Tumor-associated microbial antigens represent promising immunotherapy targets, yet systematic identification methods remain underdeveloped. We developed MimicNeoAI, a computational pipeline integrating BiLSTM networks to identify microbial epitopes, mutation-derived neoepitopes, and their microbial mimics from sequencing data. Training on validated epitope datasets yielded 0.90 AUC with 91% accuracy on experimental validation sets. Application to colorectal cancer revealed that microbial epitopes, despite originating from a nine-fold smaller peptide pool, generated twice the immunogenic candidates (153 vs 75) compared to mutation-derived neoepitopes. These microbial epitopes exhibited exclusive tumor-specificity with no overlap in normal tissues.

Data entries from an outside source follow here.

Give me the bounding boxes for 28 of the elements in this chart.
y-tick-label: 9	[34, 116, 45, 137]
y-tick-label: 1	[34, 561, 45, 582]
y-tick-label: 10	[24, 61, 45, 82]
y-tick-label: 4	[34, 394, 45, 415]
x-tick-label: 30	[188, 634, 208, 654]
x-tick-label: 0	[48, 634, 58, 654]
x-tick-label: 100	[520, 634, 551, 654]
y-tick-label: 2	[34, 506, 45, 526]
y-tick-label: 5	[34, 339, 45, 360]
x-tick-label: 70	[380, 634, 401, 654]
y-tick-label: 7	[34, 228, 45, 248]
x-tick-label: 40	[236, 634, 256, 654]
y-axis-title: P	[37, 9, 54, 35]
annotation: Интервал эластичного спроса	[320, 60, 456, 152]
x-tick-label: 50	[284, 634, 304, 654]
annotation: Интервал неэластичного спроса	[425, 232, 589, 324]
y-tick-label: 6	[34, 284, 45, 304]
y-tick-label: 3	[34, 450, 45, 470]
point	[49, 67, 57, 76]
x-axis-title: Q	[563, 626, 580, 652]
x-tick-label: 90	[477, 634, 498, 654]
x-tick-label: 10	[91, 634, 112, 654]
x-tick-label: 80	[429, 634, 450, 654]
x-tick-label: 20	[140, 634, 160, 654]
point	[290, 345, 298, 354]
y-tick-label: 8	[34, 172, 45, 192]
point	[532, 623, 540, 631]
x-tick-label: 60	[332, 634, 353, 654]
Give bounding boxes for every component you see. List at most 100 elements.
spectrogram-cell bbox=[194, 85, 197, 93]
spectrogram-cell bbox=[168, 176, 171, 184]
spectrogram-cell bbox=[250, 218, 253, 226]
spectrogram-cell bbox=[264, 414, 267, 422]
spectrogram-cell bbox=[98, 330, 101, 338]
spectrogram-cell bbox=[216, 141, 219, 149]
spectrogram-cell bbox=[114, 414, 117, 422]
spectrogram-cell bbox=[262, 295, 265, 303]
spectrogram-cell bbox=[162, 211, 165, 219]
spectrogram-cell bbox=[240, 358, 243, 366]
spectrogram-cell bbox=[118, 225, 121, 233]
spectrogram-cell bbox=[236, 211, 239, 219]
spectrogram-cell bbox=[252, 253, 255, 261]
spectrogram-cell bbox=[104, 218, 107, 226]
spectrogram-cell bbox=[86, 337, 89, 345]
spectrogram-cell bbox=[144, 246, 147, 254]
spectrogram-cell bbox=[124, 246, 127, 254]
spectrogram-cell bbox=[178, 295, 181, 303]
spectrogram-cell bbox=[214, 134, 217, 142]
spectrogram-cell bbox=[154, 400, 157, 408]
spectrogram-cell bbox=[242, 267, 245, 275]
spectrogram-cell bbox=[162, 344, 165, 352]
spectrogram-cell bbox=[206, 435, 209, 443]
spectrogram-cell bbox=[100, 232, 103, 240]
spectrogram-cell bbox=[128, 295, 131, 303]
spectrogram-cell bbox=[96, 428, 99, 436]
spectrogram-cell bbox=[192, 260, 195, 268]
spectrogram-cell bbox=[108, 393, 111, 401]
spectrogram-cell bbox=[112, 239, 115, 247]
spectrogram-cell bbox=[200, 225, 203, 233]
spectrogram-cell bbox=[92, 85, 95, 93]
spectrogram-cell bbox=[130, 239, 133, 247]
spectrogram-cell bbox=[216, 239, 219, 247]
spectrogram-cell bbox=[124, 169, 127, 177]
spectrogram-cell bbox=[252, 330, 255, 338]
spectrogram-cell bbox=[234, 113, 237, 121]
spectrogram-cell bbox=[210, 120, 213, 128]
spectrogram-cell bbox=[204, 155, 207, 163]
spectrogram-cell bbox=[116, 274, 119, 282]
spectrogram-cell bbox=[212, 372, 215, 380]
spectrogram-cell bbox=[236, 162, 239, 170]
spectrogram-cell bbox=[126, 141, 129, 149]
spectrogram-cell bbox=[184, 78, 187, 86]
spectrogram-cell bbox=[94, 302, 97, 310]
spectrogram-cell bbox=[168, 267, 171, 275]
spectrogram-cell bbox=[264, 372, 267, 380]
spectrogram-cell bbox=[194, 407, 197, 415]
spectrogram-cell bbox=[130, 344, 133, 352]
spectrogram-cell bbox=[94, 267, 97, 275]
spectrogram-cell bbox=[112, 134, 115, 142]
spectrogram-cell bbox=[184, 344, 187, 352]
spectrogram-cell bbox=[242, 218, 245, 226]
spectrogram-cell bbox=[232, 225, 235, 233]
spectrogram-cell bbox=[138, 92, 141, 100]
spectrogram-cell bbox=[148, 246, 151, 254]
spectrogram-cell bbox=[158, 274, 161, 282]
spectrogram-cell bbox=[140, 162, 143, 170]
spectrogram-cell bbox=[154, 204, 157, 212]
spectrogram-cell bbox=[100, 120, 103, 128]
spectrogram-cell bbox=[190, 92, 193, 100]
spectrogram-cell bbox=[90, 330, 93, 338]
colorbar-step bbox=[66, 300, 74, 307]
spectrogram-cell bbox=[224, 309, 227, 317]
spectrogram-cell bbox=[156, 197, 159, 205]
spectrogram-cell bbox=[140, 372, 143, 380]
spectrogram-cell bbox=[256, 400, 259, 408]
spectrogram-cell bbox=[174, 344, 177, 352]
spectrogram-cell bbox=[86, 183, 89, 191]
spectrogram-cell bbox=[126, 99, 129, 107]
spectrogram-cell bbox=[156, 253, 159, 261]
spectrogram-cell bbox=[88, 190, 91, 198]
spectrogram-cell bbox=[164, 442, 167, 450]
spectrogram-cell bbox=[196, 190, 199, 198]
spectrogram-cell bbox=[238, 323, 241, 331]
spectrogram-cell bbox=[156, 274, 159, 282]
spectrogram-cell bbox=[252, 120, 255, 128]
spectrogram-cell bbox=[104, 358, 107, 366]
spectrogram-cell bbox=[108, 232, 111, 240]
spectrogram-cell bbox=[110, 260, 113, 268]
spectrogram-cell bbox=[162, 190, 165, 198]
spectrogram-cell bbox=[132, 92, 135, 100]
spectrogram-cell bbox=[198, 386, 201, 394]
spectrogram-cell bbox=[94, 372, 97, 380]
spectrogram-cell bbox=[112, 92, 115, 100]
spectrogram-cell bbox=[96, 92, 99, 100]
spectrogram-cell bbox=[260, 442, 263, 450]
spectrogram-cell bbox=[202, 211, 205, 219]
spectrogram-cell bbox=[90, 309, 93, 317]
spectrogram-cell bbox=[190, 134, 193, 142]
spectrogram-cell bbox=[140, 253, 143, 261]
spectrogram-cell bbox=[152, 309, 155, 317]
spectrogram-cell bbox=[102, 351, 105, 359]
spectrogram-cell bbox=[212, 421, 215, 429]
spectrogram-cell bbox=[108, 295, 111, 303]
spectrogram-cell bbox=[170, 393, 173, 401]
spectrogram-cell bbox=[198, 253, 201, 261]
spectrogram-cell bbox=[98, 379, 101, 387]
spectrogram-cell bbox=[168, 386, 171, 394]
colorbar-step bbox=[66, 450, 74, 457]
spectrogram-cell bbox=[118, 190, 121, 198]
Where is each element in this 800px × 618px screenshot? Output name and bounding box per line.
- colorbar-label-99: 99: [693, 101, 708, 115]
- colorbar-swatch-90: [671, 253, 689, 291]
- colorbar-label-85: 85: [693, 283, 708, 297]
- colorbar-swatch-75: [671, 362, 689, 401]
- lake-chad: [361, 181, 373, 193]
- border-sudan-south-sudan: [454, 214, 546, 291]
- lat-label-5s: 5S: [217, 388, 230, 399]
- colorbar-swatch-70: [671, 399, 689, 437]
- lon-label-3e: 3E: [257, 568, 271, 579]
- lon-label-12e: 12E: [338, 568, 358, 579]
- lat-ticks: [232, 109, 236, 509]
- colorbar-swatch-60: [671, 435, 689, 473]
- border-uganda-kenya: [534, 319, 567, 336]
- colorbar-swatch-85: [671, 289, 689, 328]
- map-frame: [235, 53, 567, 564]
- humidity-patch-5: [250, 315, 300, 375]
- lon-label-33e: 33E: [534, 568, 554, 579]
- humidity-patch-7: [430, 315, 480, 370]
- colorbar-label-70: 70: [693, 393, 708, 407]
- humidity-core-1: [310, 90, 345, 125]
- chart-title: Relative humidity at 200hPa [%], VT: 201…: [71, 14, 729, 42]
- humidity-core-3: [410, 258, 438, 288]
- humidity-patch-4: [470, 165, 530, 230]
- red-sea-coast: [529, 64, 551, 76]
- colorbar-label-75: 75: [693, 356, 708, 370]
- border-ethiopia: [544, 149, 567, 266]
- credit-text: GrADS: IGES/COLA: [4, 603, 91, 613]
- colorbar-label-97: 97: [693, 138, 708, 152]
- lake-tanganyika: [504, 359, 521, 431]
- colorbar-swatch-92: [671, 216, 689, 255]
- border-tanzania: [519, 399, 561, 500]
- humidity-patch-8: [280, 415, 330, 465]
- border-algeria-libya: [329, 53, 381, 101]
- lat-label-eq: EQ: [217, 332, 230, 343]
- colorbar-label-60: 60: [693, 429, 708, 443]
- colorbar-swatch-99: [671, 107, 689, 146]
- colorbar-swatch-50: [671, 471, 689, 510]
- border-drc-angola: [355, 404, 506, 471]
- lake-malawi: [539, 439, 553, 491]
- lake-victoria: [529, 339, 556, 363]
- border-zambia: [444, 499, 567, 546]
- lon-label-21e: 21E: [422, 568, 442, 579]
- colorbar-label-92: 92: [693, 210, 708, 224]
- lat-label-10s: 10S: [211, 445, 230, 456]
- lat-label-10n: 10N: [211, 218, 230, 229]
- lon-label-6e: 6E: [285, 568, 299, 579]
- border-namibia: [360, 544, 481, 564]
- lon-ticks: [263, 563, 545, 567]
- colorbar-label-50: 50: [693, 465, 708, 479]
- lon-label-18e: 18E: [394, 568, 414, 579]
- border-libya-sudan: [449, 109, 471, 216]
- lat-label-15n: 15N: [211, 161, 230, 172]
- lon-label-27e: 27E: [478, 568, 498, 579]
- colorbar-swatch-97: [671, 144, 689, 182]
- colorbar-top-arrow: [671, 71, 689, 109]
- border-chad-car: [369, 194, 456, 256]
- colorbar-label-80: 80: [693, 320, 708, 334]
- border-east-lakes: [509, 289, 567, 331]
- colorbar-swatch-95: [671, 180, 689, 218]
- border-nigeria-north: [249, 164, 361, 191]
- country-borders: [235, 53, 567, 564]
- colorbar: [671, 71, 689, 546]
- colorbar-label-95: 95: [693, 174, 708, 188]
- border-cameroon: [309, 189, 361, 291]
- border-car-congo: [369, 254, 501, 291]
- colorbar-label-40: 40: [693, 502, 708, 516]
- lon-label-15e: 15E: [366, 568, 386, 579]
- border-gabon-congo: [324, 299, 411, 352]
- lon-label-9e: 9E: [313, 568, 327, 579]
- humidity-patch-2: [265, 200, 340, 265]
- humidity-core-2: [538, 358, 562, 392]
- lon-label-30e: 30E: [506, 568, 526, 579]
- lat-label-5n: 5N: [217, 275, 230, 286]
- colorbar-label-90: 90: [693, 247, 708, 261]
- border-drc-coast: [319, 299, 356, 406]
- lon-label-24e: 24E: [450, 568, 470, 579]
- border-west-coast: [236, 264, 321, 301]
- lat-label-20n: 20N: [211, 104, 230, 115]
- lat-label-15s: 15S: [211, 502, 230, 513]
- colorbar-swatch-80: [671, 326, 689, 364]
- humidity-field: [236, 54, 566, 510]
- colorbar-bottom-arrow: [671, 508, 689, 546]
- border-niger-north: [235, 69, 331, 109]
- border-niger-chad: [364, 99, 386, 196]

Single-cell TCR sequencing confirmed clonal expansion against 75% of predicted highly immunogenic epitopes, with molecular dynamics simulations demonstrating positive correlation between predicted immunogenicity and HLA-epitope-TCR binding stability. Collectively, our pipeline systematically unveils abundant, tumor-specific, and highly immunogenic microbial epitopes, providing a computational framework for developing broadly applicable cancer immunotherapies that leverage the tumor microbiome as an untapped source of therapeutic targets.